Loss Landscape = Terrain
Imagine the loss as a mountainous terrain in N-dimensional space. Training is hiking downhill. Flat regions = saddle points, learning stalls. Sharp valleys = good convergence, poor generalization. Flat wide minima = better generalization. The optimizer is your hiking strategy; LR is stride length.
More Key Intuitions
Batch Size = Signal Quality
Small batch = one hiker taking a step based on what they can see locally. Large batch = many hikers averaging their observations. Large batches give more accurate steps but lose the "noisy exploration" that helps find better minima.
Activations = What the Network "Knows"
Each layer's output is a representation of the input at that level of abstraction. Early layers detect edges/phonemes. Middle layers detect shapes/words. Late layers detect objects/semantics. Training = learning which representations are useful for the task.
Code Snippets Reference
Drop-in code for the most common training operations.
Mixed Precision (BF16 — Modern Best Practice)
import torch
# BF16 — no loss scaling needed (A100+, H100)
with torch.autocast("cuda", dtype=torch.bfloat16):
output = model(x)
loss = criterion(output, y)
loss.backward()
optimizer.step()
Gradient Clipping
loss.backward()
grad_norm = torch.nn.utils.clip_grad_norm_(
model.parameters(),
max_norm=1.0 # standard for LLMs; try 0.5–2.0
)
optimizer.step()
# grad_norm tells you the norm BEFORE clipping
AdamW Optimizer Setup
# Standard LLM setup
optimizer = torch.optim.AdamW(
model.parameters(),
lr=3e-4,
betas=(0.9, 0.95), # β2=0.95 for LLMs (faster adaptation)
eps=1e-8,
weight_decay=0.1,
fused=True, # fused CUDA kernel — 20% faster
)
# Or: parameter groups (no weight decay on embeddings/norms)
no_decay = ["bias", "LayerNorm.weight", "embedding"]
params = [
{"params": [p for n,p in model.named_parameters()
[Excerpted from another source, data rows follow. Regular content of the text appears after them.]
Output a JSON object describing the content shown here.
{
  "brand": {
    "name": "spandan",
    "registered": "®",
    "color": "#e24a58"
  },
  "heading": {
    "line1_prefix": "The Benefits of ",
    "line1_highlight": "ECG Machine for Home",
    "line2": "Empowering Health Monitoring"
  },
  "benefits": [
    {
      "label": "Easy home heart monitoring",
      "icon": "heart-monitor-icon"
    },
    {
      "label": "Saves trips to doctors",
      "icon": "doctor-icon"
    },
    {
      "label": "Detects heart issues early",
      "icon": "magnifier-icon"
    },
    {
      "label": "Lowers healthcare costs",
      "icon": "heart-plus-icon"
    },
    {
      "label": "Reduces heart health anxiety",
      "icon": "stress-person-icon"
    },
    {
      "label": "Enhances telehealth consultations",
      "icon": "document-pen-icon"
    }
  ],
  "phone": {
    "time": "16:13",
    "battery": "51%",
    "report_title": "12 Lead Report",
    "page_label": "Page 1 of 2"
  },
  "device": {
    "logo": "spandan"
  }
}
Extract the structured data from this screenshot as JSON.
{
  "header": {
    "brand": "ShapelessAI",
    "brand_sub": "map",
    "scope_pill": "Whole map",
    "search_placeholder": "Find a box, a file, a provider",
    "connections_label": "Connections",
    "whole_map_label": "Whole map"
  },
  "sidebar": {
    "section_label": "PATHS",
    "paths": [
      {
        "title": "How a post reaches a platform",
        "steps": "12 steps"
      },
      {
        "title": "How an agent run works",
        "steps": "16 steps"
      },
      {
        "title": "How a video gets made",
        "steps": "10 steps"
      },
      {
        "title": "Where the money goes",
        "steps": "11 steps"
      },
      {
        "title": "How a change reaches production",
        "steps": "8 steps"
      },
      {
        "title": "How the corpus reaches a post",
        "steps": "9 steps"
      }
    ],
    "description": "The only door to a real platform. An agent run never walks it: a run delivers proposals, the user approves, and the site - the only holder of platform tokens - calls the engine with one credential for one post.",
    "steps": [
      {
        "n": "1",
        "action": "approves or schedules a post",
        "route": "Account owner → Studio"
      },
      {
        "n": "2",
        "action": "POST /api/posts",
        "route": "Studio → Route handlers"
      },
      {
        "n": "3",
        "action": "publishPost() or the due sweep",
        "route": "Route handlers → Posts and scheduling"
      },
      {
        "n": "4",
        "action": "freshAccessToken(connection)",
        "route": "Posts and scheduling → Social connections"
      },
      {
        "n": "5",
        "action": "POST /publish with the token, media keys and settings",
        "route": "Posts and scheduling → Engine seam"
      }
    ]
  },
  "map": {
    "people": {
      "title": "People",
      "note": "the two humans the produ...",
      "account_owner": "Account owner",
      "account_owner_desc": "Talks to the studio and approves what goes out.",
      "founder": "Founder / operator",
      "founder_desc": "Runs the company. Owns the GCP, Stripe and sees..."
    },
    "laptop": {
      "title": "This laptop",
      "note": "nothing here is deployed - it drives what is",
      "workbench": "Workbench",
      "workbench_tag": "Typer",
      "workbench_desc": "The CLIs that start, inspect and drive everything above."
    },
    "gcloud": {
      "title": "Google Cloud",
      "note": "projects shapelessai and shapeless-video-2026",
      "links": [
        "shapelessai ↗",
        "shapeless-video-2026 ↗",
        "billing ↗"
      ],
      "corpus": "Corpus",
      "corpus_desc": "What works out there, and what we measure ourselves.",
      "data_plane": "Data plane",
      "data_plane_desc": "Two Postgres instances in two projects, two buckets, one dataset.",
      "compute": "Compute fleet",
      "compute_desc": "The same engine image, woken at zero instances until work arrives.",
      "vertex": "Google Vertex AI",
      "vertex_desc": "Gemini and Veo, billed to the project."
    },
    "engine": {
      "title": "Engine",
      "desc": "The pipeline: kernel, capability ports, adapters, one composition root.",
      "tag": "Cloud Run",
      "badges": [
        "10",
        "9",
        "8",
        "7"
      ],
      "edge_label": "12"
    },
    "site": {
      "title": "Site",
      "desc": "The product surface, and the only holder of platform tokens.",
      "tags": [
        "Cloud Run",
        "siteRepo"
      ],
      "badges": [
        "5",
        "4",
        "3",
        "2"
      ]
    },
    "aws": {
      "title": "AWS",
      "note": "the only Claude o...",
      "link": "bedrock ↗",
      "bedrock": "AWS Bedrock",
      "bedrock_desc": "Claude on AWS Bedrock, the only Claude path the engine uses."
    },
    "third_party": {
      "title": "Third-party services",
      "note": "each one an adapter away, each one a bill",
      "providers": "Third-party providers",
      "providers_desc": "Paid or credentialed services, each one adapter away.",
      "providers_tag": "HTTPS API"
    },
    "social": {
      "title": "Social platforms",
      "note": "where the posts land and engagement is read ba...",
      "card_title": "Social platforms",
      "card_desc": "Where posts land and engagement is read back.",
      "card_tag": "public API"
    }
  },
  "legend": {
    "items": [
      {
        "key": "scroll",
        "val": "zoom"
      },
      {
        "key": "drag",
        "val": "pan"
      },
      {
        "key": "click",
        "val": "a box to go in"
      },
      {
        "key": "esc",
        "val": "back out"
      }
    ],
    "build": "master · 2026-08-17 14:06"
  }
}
if not any(nd in n for nd in no_decay)], "weight_decay": 0.1},
{"params": [p for n,p in model.named_parameters()
if any(nd in n for nd in no_decay)], "weight_decay": 0.0},
]
optimizer = torch.optim.AdamW(params, lr=3e-4)
Gradient Checkpointing
from torch.utils.checkpoint import checkpoint, checkpoint_sequential
# Option 1: wrap individual expensive blocks
class TransformerBlock(nn.Module):
def forward(self, x):
return checkpoint(self._forward, x, use_reentrant=False)
# Option 2: enable via HuggingFace
model.gradient_checkpointing_enable()
# Option 3: FSDP with activation checkpointing
from torch.distributed.fsdp.wrap import transformer_auto_wrap_policy
Checkpoint Saving/Loading
# Save
torch.save({
"step": step,
"model": model.state_dict(),
"optimizer": optimizer.state_dict(),
"scheduler": scheduler.state_dict(),
"scaler": scaler.state_dict(), # FP16 only
"loss": loss.item(),
}, f"ckpt_step_{step}.pt")
# Load
ckpt = torch.load("ckpt_step_1000.pt", map_location=device)
model.load_state_dict(ckpt["model"])
optimizer.load_state_dict(ckpt["optimizer"])
start_step = ckpt["step"]
Quick training sanity checklist: (1) Loss at random init ≈ log(N_classes) for CE? (2) Overfit single batch in <100 steps? (3) Grad norm in 0.1–2.0 range? (4) GPU utilization >85%? (5) No NaN anywhere? If all 5 pass, your training setup is correct — now focus on hyperparameters and data.